Spring Pests and Your Pet

Spring Pests and Your Pet 

Spring has sprung which means it’s time for walks, hikes and lake time with your favorite furry bestie! It’s also that time of year where all of the bugs are coming back out to join us. Here’s a list of pests to look out for to keep you and your pet safe.


Fleas are both some of the most common pest and also can be the most problematic. If you have never experienced them, feel lucky! Unfortunately, they can be found in almost every area- parks, yards, hiking trails, camp sites. 

Fleas not only bite and irritate your pet's skin- they also can cause anemia and spread tapeworms! They also multiply quickly, so one or two can spread to an infestation within days.

Even with flea treatments, powders, shampoos, and collars- there’s no avoiding them. Make sure you check your pet's fur regularly. Look for consistent itching and “flea dirt” which are small black spots found in the fur, bedding, or furniture. 

If you find them, wash your pet with treated shampoo, wash all bedding and toys, and spray all surfaces. You can also find over the counter oral supplements that can instantly kill the pests. 

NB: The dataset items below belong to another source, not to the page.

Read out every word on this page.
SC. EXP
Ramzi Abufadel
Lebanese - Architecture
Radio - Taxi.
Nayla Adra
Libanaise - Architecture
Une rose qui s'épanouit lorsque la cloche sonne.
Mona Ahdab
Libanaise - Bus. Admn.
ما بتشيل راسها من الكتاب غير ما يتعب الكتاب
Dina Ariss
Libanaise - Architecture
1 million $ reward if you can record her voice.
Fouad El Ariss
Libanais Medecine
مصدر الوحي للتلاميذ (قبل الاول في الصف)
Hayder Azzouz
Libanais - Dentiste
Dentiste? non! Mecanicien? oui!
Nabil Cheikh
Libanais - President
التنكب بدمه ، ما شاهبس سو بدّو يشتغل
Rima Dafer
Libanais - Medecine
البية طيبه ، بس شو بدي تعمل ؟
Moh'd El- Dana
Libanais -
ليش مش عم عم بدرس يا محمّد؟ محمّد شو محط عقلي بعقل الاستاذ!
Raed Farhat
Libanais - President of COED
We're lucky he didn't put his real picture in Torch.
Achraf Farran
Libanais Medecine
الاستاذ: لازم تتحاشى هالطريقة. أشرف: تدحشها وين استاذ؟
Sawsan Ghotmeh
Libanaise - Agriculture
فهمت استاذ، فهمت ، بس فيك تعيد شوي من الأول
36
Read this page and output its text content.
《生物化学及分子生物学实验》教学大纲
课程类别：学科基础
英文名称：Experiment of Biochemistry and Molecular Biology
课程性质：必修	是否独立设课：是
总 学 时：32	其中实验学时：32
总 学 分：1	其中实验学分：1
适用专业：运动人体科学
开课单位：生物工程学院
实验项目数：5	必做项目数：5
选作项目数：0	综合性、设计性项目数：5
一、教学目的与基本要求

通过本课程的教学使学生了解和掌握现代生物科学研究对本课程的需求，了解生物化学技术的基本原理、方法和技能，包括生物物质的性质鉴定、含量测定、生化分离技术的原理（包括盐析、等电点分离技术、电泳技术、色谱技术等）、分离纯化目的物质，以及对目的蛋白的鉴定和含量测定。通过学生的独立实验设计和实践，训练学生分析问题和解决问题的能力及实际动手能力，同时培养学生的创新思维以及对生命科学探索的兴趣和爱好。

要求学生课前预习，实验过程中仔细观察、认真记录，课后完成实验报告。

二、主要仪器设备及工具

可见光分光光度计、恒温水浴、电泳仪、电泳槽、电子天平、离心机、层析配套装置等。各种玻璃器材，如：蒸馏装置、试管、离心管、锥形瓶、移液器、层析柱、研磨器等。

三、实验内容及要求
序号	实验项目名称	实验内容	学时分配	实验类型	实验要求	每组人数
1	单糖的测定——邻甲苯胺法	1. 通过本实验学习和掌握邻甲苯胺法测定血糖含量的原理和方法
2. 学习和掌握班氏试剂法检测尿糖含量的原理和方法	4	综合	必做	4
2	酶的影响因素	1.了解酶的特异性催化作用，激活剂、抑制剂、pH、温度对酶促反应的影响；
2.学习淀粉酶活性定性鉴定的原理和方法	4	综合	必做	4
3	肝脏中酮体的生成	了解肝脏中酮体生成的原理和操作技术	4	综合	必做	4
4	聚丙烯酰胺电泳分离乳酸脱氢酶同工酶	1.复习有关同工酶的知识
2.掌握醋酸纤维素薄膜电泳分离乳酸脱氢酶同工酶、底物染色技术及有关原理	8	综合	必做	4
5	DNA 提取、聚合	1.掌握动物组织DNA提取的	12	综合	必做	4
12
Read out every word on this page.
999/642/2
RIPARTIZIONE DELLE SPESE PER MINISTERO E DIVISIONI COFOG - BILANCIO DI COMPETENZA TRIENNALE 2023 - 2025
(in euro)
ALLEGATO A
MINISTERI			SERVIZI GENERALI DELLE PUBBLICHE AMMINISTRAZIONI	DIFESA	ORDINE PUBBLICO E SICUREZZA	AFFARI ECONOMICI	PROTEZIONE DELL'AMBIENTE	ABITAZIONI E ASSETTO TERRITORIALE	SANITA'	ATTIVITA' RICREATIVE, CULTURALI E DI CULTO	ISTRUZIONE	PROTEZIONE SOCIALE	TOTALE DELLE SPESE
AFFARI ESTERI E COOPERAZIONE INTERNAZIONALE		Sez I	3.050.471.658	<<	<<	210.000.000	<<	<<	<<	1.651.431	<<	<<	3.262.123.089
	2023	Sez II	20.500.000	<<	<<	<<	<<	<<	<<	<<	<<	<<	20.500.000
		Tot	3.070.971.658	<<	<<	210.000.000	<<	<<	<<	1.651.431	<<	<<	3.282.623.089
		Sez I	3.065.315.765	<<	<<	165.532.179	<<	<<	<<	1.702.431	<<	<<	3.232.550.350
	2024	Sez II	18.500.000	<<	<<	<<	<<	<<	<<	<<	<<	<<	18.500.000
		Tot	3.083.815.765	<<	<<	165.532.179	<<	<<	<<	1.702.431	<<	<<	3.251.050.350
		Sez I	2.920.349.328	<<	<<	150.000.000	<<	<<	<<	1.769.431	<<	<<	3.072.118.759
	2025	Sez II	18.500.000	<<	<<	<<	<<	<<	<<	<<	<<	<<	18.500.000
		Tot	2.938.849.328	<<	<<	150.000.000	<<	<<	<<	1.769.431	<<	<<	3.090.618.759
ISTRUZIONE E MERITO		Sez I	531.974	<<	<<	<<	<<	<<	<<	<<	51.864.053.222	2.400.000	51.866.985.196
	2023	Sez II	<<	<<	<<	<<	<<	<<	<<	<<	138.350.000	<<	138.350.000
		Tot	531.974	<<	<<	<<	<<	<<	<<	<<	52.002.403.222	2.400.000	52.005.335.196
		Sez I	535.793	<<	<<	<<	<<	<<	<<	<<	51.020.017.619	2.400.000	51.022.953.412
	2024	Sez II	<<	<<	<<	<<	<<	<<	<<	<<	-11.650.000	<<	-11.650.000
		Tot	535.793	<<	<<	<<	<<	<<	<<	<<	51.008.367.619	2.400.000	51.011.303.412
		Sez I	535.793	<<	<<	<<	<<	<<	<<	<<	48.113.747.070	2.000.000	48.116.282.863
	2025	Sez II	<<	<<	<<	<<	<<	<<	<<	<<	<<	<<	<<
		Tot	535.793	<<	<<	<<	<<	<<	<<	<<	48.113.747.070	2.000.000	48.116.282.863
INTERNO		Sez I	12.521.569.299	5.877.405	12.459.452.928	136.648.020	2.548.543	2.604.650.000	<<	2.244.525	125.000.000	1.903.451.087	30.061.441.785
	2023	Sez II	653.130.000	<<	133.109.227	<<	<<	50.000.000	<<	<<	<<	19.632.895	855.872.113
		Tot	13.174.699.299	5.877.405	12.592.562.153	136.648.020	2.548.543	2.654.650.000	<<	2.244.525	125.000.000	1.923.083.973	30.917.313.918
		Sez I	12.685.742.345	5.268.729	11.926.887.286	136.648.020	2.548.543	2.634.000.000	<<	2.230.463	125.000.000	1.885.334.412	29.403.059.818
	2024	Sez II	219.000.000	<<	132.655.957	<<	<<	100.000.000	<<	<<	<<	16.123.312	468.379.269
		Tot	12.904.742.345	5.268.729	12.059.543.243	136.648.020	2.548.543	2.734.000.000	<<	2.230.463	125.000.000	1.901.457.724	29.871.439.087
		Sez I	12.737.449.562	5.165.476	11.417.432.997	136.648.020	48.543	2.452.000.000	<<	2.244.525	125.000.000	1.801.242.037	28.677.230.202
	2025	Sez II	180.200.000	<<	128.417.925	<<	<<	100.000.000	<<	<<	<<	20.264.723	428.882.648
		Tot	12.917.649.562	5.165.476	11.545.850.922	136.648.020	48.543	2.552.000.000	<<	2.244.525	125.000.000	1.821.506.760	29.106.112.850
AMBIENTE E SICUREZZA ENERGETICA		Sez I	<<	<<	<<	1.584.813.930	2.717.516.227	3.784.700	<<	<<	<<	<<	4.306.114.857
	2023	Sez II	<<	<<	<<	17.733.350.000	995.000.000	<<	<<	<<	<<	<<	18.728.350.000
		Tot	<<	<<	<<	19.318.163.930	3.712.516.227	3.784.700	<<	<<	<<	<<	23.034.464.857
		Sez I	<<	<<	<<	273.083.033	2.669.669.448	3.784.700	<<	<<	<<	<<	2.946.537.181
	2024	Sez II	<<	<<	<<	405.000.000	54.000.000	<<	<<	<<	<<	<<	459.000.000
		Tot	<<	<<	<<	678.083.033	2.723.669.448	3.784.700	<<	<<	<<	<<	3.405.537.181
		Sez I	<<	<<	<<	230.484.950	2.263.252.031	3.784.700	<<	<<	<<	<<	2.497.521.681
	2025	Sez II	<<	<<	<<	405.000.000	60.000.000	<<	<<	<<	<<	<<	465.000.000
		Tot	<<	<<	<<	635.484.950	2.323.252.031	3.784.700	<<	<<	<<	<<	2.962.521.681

Most flea treatments also help prevent ticks- however, if you spend any time outdoors these are still a concern. Most ticks are found in areas near water, heavily wooded areas, tall grass, and prairies.  They may be found in local parks and dog parks as well. 

When removing ticks make sure to remove the entire bug- oftentimes the tick will bury their head in (leaving it in the skin). Leaving any part of the tick in the body can cause lyme disease. There is a fair amount of homeopathic and household tricks that you can use to help get the bug to let go (peroxide, essential oils, etc). Make sure you grab the tick with tweezers and kill it completely, so they don’t bite you as well. 


Everyone hates mosquitos! Mosquitos aren’t typically as attracted to dogs as, but they aren’t immune either. Unfortunately, there aren’t many safe repellents for your pup! There are some homeopathic methods used to deter mosquitos- and many can cause adverse effects to your dog so please ask your vet before trying sprays or lotions. 

It’s best to avoid infested areas completely with your pet. If they do get bit luckily, they won’t get many of the disease's humans can contract.. If your dog does get bites try an oatmeal bath and if they are really itching they can have a small dose of antihistamines (like Benadryl). (Of course always consult your vet for the correct dosage for your pet.)


Most ants are relatively harmless and don’t bite- Fire ants however, aren’t as kind!

If you live in a region where there are fire ants- be weary and treat areas early. Your pet may stumble over ant hills or ingest some of the ants. Most ant bites can be treated with soothing baths, ice, and antihistamines. 

If your pet begins to swell or have trouble breathing, they could be allergic and may need the help of your vet. 

Bees/ Wasps

April showers bring May flowers and where there are flowers there are bees! Most breeds of dogs leave bees and wasps alone (and vice versa) - but eager dog breeds like to chase them around.

If your pup does happen to get stung most of the time, it’s usually not a big deal. Make sure you remove the stinger and clean the area. Watch for signs of an allergic reaction- they should come on immediately.

If your pet has swelling that doesn’t go down within a day or doubles in size- call your vet. You may have left part of the stinger in there- or it could be infected. 


It’s gardening season- and while spiders are great for your garden, they aren’t so friendly to dogs. This is a common problem for dogs as they often eat them- which typically isn’t so bad, but your pet can also get bit. 

Treat spider bites like you would on yourself. Pay attention to the bite and check it frequently and mark the area to see if it grows. If you notice any major swelling or color change- take your pet to your vet. If you are able to- save the spider in a bag or jar so you can make sure it isn’t poisonous. 

When In Doubt Always Call An Expert

These are only a small handful of pests you can encounter this spring. ! If you aren’t sure what your pet was bit by- call your vet and check. It’s better to be safe than sorry!